Roberto Boaventura da Silva Sá
Dr. Jornalismo/USP; Prof. Literatura/UFMT
Engana-se quem pensa que há paixão sem preço. A cada paixão, um custo, seja ele objetivo ou subjetivo. Logo, quanto mais paixão, mais gastos. E o preço de uma paixão pode atingir cifras inimagináveis.
Agora, sem mais delongas, vamos ao ponto central deste artigo, que sai publicado um dia antes da Paixão de Cristo, relembrada a cada sexta-feira santa, conforme os preceitos do catolicismo.
Dias atrás, li que o governo de MT – assim como governos de outros estados da Federação e o do Distrito Federal – não realizará o Auto da Paixão de Cristo este ano.
Em matéria jornalística, expedida pela assessoria de comunicação da Secretaria de Estado de Trabalho e Assistência Social (Setas), é dito que “a decisão fundamenta-se na necessidade de contenção de gastos com vistas ao saneamento das finanças públicas, priorizando os setores essenciais”.
Antes de falar dos detalhes mais importantes daquele texto, uma dúvida: por que a captação de recursos para a encenação da Paixão de Cristo, em MT, tem sido feita pela secretaria acima mencionada (Trabalho e Assistência Social), e não pelas de Cultura/Turismo, como poderia parecer mais óbvio?
Claro que minha pergunta não pressupõe que eu esteja defendendo a realização desse evento; ao contrário.
Agora, volto ao corpo da matéria jornalística.

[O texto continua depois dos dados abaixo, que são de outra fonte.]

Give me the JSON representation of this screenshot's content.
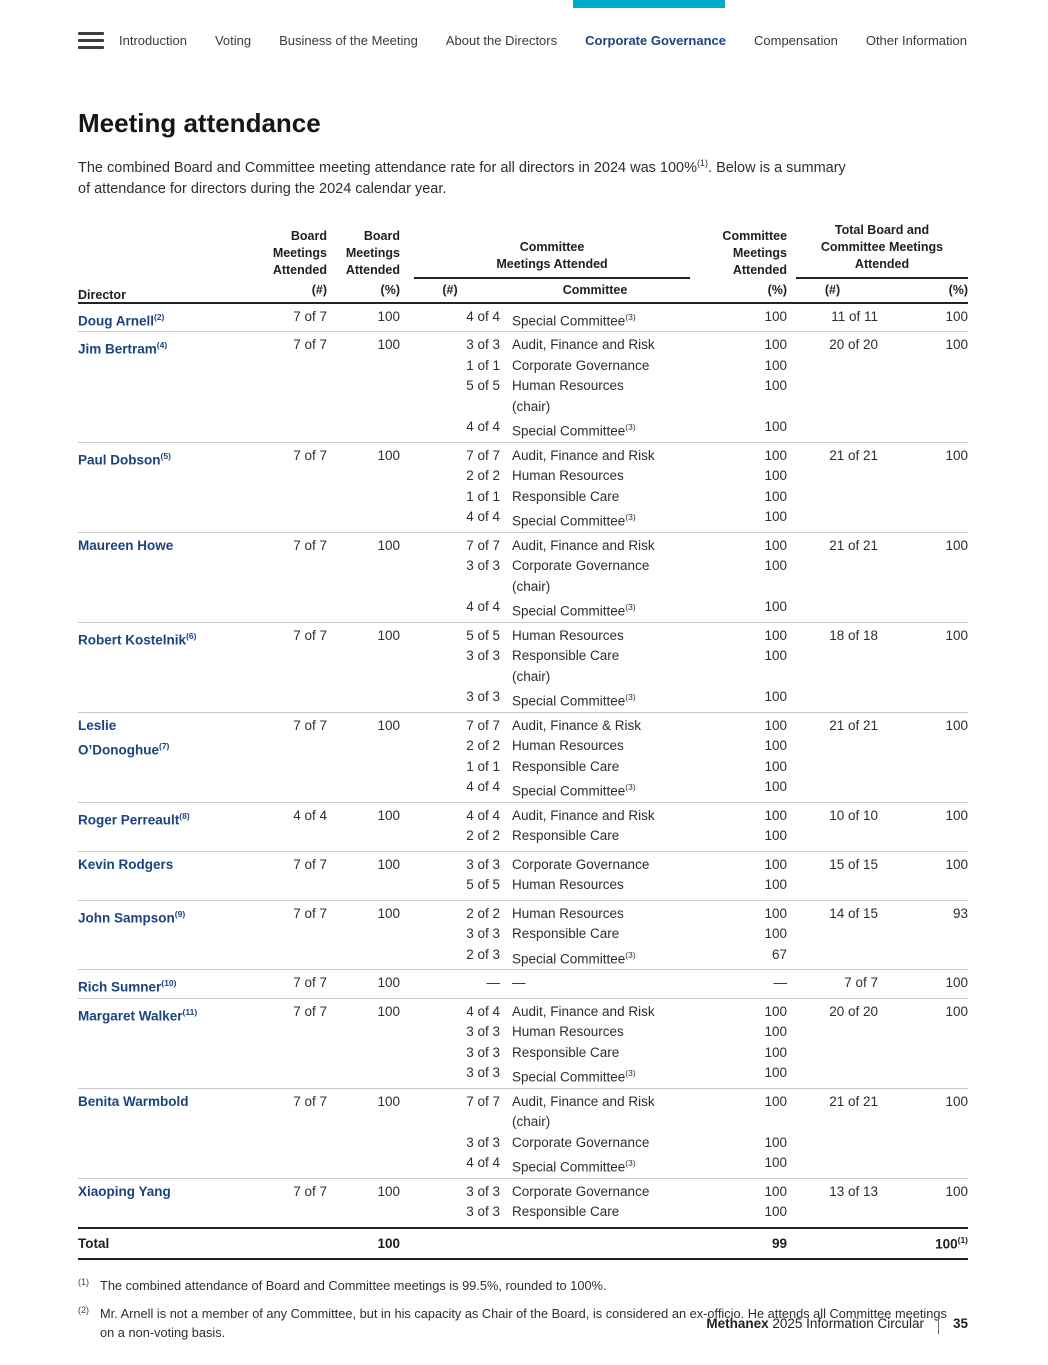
{
  "colors": {
    "accent_cyan": "#00a9ce",
    "navy": "#1c4380"
  },
  "nav": {
    "items": [
      {
        "label": "Introduction",
        "active": false
      },
      {
        "label": "Voting",
        "active": false
      },
      {
        "label": "Business of the Meeting",
        "active": false
      },
      {
        "label": "About the Directors",
        "active": false
      },
      {
        "label": "Corporate Governance",
        "active": true
      },
      {
        "label": "Compensation",
        "active": false
      },
      {
        "label": "Other Information",
        "active": false
      }
    ]
  },
  "main": {
    "title": "Meeting attendance",
    "intro_pre": "The combined Board and Committee meeting attendance rate for all directors in 2024 was 100%",
    "intro_sup": "(1)",
    "intro_mid": ". Below is a summary",
    "intro_line2": "of attendance for directors during the 2024 calendar year."
  },
  "table": {
    "headers": {
      "director": "Director",
      "board_num_title": "Board\nMeetings\nAttended",
      "board_num_sub": "(#)",
      "board_pct_title": "Board\nMeetings\nAttended",
      "board_pct_sub": "(%)",
      "committee_group_title": "Committee\nMeetings Attended",
      "committee_num_sub": "(#)",
      "committee_name_sub": "Committee",
      "committee_pct_title": "Committee\nMeetings\nAttended",
      "committee_pct_sub": "(%)",
      "total_group_title": "Total Board and\nCommittee Meetings\nAttended",
      "total_num_sub": "(#)",
      "total_pct_sub": "(%)"
    },
    "rows": [
      {
        "name_lines": [
          "Doug Arnell"
        ],
        "sup": "(2)",
        "board_num": "7 of 7",
        "board_pct": "100",
        "committees": [
          {
            "num": "4 of 4",
            "name": "Special Committee",
            "sup": "(3)",
            "pct": "100"
          }
        ],
        "total_num": "11 of 11",
        "total_pct": "100"
      },
      {
        "name_lines": [
          "Jim Bertram"
        ],
        "sup": "(4)",
        "board_num": "7 of 7",
        "board_pct": "100",
        "committees": [
          {
            "num": "3 of 3",
            "name": "Audit, Finance and Risk",
            "pct": "100"
          },
          {
            "num": "1 of 1",
            "name": "Corporate Governance",
            "pct": "100"
          },
          {
            "num": "5 of 5",
            "name": "Human Resources",
            "chair": true,
            "pct": "100"
          },
          {
            "num": "4 of 4",
            "name": "Special Committee",
            "sup": "(3)",
            "pct": "100"
          }
        ],
        "total_num": "20 of 20",
        "total_pct": "100"
      },
      {
        "name_lines": [
          "Paul Dobson"
        ],
        "sup": "(5)",
        "board_num": "7 of 7",
        "board_pct": "100",
        "committees": [
          {
            "num": "7 of 7",
            "name": "Audit, Finance and Risk",
            "pct": "100"
          },
          {
            "num": "2 of 2",
            "name": "Human Resources",
            "pct": "100"
          },
          {
            "num": "1 of 1",
            "name": "Responsible Care",
            "pct": "100"
          },
          {
            "num": "4 of 4",
            "name": "Special Committee",
            "sup": "(3)",
            "pct": "100"
          }
        ],
        "total_num": "21 of 21",
        "total_pct": "100"
      },
      {
        "name_lines": [
          "Maureen Howe"
        ],
        "board_num": "7 of 7",
        "board_pct": "100",
        "committees": [
          {
            "num": "7 of 7",
            "name": "Audit, Finance and Risk",
            "pct": "100"
          },
          {
            "num": "3 of 3",
            "name": "Corporate Governance",
            "chair": true,
            "pct": "100"
          },
          {
            "num": "4 of 4",
            "name": "Special Committee",
            "sup": "(3)",
            "pct": "100"
          }
        ],
        "total_num": "21 of 21",
        "total_pct": "100"
      },
      {
        "name_lines": [
          "Robert Kostelnik"
        ],
        "sup": "(6)",
        "board_num": "7 of 7",
        "board_pct": "100",
        "committees": [
          {
            "num": "5 of 5",
            "name": "Human Resources",
            "pct": "100"
          },
          {
            "num": "3 of 3",
            "name": "Responsible Care",
            "chair": true,
            "pct": "100"
          },
          {
            "num": "3 of 3",
            "name": "Special Committee",
            "sup": "(3)",
            "pct": "100"
          }
        ],
        "total_num": "18 of 18",
        "total_pct": "100"
      },
      {
        "name_lines": [
          "Leslie",
          "O’Donoghue"
        ],
        "sup": "(7)",
        "board_num": "7 of 7",
        "board_pct": "100",
        "committees": [
          {
            "num": "7 of 7",
            "name": "Audit, Finance & Risk",
            "pct": "100"
          },
          {
            "num": "2 of 2",
            "name": "Human Resources",
            "pct": "100"
          },
          {
            "num": "1 of 1",
            "name": "Responsible Care",
            "pct": "100"
          },
          {
            "num": "4 of 4",
            "name": "Special Committee",
            "sup": "(3)",
            "pct": "100"
          }
        ],
        "total_num": "21 of 21",
        "total_pct": "100"
      },
      {
        "name_lines": [
          "Roger Perreault"
        ],
        "sup": "(8)",
        "board_num": "4 of 4",
        "board_pct": "100",
        "committees": [
          {
            "num": "4 of 4",
            "name": "Audit, Finance and Risk",
            "pct": "100"
          },
          {
            "num": "2 of 2",
            "name": "Responsible Care",
            "pct": "100"
          }
        ],
        "total_num": "10 of 10",
        "total_pct": "100"
      },
      {
        "name_lines": [
          "Kevin Rodgers"
        ],
        "board_num": "7 of 7",
        "board_pct": "100",
        "committees": [
          {
            "num": "3 of 3",
            "name": "Corporate Governance",
            "pct": "100"
          },
          {
            "num": "5 of 5",
            "name": "Human Resources",
            "pct": "100"
          }
        ],
        "total_num": "15 of 15",
        "total_pct": "100"
      },
      {
        "name_lines": [
          "John Sampson"
        ],
        "sup": "(9)",
        "board_num": "7 of 7",
        "board_pct": "100",
        "committees": [
          {
            "num": "2 of 2",
            "name": "Human Resources",
            "pct": "100"
          },
          {
            "num": "3 of 3",
            "name": "Responsible Care",
            "pct": "100"
          },
          {
            "num": "2 of 3",
            "name": "Special Committee",
            "sup": "(3)",
            "pct": "67"
          }
        ],
        "total_num": "14 of 15",
        "total_pct": "93"
      },
      {
        "name_lines": [
          "Rich Sumner"
        ],
        "sup": "(10)",
        "board_num": "7 of 7",
        "board_pct": "100",
        "committees": [
          {
            "num": "—",
            "name": "—",
            "pct": "—"
          }
        ],
        "total_num": "7 of 7",
        "total_pct": "100"
      },
      {
        "name_lines": [
          "Margaret Walker"
        ],
        "sup": "(11)",
        "board_num": "7 of 7",
        "board_pct": "100",
        "committees": [
          {
            "num": "4 of 4",
            "name": "Audit, Finance and Risk",
            "pct": "100"
          },
          {
            "num": "3 of 3",
            "name": "Human Resources",
            "pct": "100"
          },
          {
            "num": "3 of 3",
            "name": "Responsible Care",
            "pct": "100"
          },
          {
            "num": "3 of 3",
            "name": "Special Committee",
            "sup": "(3)",
            "pct": "100"
          }
        ],
        "total_num": "20 of 20",
        "total_pct": "100"
      },
      {
        "name_lines": [
          "Benita Warmbold"
        ],
        "board_num": "7 of 7",
        "board_pct": "100",
        "committees": [
          {
            "num": "7 of 7",
            "name": "Audit, Finance and Risk",
            "chair": true,
            "pct": "100"
          },
          {
            "num": "3 of 3",
            "name": "Corporate Governance",
            "pct": "100"
          },
          {
            "num": "4 of 4",
            "name": "Special Committee",
            "sup": "(3)",
            "pct": "100"
          }
        ],
        "total_num": "21 of 21",
        "total_pct": "100"
      },
      {
        "name_lines": [
          "Xiaoping Yang"
        ],
        "board_num": "7 of 7",
        "board_pct": "100",
        "committees": [
          {
            "num": "3 of 3",
            "name": "Corporate Governance",
            "pct": "100"
          },
          {
            "num": "3 of 3",
            "name": "Responsible Care",
            "pct": "100"
          }
        ],
        "total_num": "13 of 13",
        "total_pct": "100"
      }
    ],
    "total_row": {
      "label": "Total",
      "board_pct": "100",
      "committee_pct": "99",
      "total_pct": "100",
      "total_pct_sup": "(1)"
    }
  },
  "footnotes": [
    {
      "marker": "(1)",
      "text": "The combined attendance of Board and Committee meetings is 99.5%, rounded to 100%."
    },
    {
      "marker": "(2)",
      "text": "Mr. Arnell is not a member of any Committee, but in his capacity as Chair of the Board, is considered an ex-officio. He attends all Committee meetings on a non-voting basis."
    }
  ],
  "footer": {
    "brand": "Methanex",
    "doc_title": "2025 Information Circular",
    "page_number": "35"
  }
}
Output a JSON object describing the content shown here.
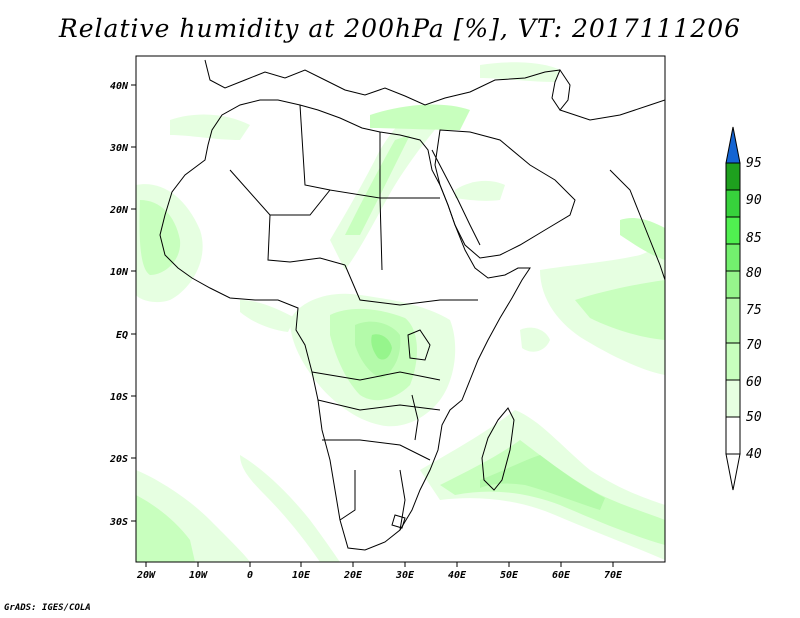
{
  "title": "Relative humidity at 200hPa [%], VT: 2017111206",
  "credit": "GrADS: IGES/COLA",
  "axes": {
    "lat_labels": [
      "40N",
      "30N",
      "20N",
      "10N",
      "EQ",
      "10S",
      "20S",
      "30S"
    ],
    "lon_labels": [
      "20W",
      "10W",
      "0",
      "10E",
      "20E",
      "30E",
      "40E",
      "50E",
      "60E",
      "70E"
    ]
  },
  "colorbar": {
    "levels": [
      "95",
      "90",
      "85",
      "80",
      "75",
      "70",
      "60",
      "50",
      "40"
    ],
    "colors": [
      "#1464d2",
      "#1ea01e",
      "#37d23c",
      "#50f050",
      "#73f06e",
      "#96f58c",
      "#b4faaa",
      "#c8ffbe",
      "#e6ffe1",
      "#ffffff"
    ]
  }
}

Ali, a assessoria da Setas teve a responsabilidade social de mostrar os gastos com esse evento nos últimos quatro anos. De 2011 a 2014 saíram dos cofres públicos R$ 11.249.391,51 para a Paixão.
Sim, caro leitor. Estamos falando de “milhões”. É grana com força!
Em 2011, conforme levantamento feito no setor de aquisições, a Paixão de Cristo – personagem bíblica que optou pelos pobres – custou aos cofres públicos a fortuna de R$ 3.224.733,00. Em 2012, mais R$ 2.355.532,00. Em 2013, outros R$ 2.024.275,00. Por fim, em 2014, arrebentaram a boca do balão: R$ 3.644.851,51.
Que paixão dolorida!
Diante desses números, várias dúvidas. Sintetizo-as em duas perguntas: 1ª) por que em 2014 foram gastos 1.620,546,51 a mais em relação ao ano anterior?; 2ª) só a inflação do período explicaria isso?
A essa altura do artigo, já deve ter leitor bem irado comigo, prejulgando-me, obviamente. Os mais enfurecidos, quiçá, desejando-me o fogo do inferno.
Calma! Como diz uma amiga minha, “sem ódio no coração”.
Pense comigo: Cristo nasceu numa manjedoura e morreu numa cruz. Logo, poderia ficar escandalizado e com olhos ofuscados com tantos telões de led e atores globais por perto; não acha isso tudo bem desnecessário, leitor? Ou por trás dessa Paixão há outras paixões mundanas em jogo?
Outra pergunta: cristãmente falando, não é mais importante que o Estado invista, de fato, recursos na “expansão do Sine no interior, na promoção da inclusão produtiva por meio da qualificação profissional e ampliação de vagas aos trabalhadores em condição de vulnerabilidade (pessoas com deficiência, egressos do trabalho escravo e mulheres) e também na assistência ao jovem no processo de transição escola-trabalho?”
Ademais, não seria mais pertinente e respeitoso que a Paixão de Cristo fosse celebrada apenas dentro dos templos afins? Por que o Estado, que somos todos nós, inclusive os ateus, tem de pagar por eventos assim?
Logo, meus cumprimentos aos agentes do Estado responsáveis por esse corte, ou por essa chicotada no lombo de alguns vendilhões dos templos contemporâneos. Só lamento que tais agentes não tenham dito a coragem devida de dizer mais uma verdade: que o Estado é laico, e que, por isso, não deve pagar por esse tipo de conta.